(Reuters) - Workers were ordered to withdraw briefly from a stricken Japanese nuclear power plant on Wednesday after radiation levels surged, Kyodo news reported, a development that suggested the crisis was spiraling out of control.
Just hours earlier another fire broke out at the earthquake-crippled plant, which has sent low levels of radiation wafting into Tokyo in the past 24 hours, triggering both fear in the capital and international alarm.
The workers were allowed back into the plant after almost an hour when the radiation levels had fallen.
Japan's chief government spokesman said it was "not realistic" to think the Daiichi nuclear plant in Fukushima, 240 kms (150 miles) north of Tokyo, would reach the start of a nuclear chain reaction, but said officials were talking to the U.S. military about possible help.
While public broadcaster NHK said flames were no longer visible at the building housing the No.4 reactor of the plant, TV pictures showed smoke or steam rising from the facility around 0100 GMT.
Academics and nuclear experts agree that the solutions being proposed to contain damage to the reactors are last-ditch efforts to stem what could well be remembered as one of the world's worst industrial disasters.
"This is a slow-moving nightmare," said Dr Thomas Neff, a research affiliate at the Center for International Studies, which is part of the Massachusetts Institute of Technology.
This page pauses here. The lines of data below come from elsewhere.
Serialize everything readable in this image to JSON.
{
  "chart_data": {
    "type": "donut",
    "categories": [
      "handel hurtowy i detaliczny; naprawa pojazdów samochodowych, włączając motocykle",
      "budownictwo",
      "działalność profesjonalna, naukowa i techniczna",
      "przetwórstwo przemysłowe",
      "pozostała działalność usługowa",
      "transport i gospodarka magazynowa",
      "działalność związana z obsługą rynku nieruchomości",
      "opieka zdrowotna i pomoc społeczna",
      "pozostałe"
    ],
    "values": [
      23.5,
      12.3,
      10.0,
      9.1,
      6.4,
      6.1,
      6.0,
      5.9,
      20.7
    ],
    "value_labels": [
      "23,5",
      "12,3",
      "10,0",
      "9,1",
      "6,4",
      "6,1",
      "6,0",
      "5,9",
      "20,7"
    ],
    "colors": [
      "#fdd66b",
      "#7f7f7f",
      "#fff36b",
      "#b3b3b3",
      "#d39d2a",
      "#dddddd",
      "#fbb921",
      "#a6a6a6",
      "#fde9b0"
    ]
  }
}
Concern had earlier been mounting that the skeleton crews dealing with the crisis might not be big enough, or were possibly exhausted after working for days since last Friday's massive earthquake damaged the facility. Authorities had withdrawn 750 workers on Tuesday, leaving only 50.
The plight of hundreds of thousands left homeless by the quake and devastating tsunami that followed worsened overnight following a cold snap that brought snow to some of the worst-affected areas.
While the official death toll stands at around 4,000, more than 7,000 are listed as missing and the figure is expected to rise.
In the first hint of international frustration at the pace of updates from Japan, Yukiya Amano, director general of the International Atomic Energy Agency, said he wanted more timely and detailed information.
"We do not have all the details of the information so what we can do is limited," Amano told a news conference in Vienna. "I am trying to further improve the communication."
Several experts said that Japanese authorities were underplaying the severity of the incident, particularly on a scale called INES used to rank nuclear incidents. The Japanese have so far rated the accident a four on a one-to-seven scale, but that rating was issued on Saturday and since then the situation has worsened dramatically.
France's nuclear safety authority ASN said Tuesday it should be classed as a level-six incident.
Japanese Prime Minister Naoto Kan on Tuesday urged people within 30 km (18 miles) of the facility -- a population of 140,000 -- to remain indoors, as authorities grappled with the world's most serious nuclear accident since the Chernobyl disaster in Ukraine in 1986.